The Deal course is little more than a stone’s throw away from Sandwich. It is the same kind of country, the same, or very nearly the same, kind of turf, and yet the general impression produced by it is quite different.

There is this difference to begin with, that it is less remote and solitary. The club-house stands on a high road and the outskirts of the town come creeping out to the edge of the links. Men, women and children, butchers’ and bakers’ carts pass and re-pass along the road: there are live creatures to be seen engaged in other avocations than golfing, and, altogether, as compared with Sandwich, the scene is one of business and bustle. The links themselves are more open: one might almost say more bleak of aspect; there are not so many little secret hollows and valleys between the hills; Deal is altogether less snug (I can think of no better word) than Sandwich.
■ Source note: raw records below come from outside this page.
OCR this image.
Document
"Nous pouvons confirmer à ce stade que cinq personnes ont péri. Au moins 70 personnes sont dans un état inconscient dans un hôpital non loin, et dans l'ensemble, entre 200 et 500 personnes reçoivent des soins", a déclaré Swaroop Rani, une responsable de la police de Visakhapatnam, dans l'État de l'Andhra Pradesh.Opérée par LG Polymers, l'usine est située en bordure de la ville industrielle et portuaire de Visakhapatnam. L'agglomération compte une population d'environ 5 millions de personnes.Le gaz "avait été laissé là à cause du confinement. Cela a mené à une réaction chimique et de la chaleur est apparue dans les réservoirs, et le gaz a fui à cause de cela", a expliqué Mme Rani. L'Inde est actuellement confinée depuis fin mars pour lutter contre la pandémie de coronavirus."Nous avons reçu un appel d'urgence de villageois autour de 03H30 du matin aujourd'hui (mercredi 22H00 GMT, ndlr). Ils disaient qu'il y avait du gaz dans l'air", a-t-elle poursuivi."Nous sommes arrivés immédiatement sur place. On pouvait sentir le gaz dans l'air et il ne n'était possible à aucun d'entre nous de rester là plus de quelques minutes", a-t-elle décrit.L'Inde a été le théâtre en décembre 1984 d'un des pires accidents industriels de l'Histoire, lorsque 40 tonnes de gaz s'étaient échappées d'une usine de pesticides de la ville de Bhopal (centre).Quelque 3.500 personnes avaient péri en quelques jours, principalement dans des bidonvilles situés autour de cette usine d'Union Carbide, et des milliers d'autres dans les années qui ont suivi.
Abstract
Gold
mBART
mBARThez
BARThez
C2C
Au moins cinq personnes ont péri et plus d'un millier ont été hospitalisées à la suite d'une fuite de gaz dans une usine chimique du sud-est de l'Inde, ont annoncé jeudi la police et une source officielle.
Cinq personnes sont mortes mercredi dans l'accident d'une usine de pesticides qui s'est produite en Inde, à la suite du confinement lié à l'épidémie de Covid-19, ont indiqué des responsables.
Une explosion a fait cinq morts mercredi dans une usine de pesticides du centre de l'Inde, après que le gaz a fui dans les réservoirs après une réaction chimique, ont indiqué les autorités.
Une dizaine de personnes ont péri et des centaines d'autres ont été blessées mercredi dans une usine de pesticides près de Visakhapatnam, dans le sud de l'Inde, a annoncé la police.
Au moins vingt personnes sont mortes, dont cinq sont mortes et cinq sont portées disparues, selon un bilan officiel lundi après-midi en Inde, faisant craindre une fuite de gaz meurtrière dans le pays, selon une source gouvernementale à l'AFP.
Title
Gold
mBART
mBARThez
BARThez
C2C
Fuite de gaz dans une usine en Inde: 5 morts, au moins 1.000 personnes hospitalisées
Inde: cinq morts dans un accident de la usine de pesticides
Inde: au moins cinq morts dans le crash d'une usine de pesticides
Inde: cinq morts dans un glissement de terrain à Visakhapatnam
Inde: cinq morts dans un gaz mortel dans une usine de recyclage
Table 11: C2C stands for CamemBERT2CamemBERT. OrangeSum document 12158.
To say this is to make no comparison of the merits of the two courses, which is an unnecessary and invidious thing to do. It is quite enough to say that the golf at Deal is very good indeed—fine, straight-ahead, long-hitting golf, wherein the fives are likely to be many and the fours few. There are those that contend that it is almost superhumanly difficult, but unless there be a high wind, I think that they exaggerate a little. The difficulty lies in hitting far enough, and not so much in the intrinsic terrors of the holes. If we can hit far enough to carry the hummocky country and attain the region of good lies: if, in short, we are long drivers, we need fear no particularly subtle devilry, but the driving has to be something more than merely decent.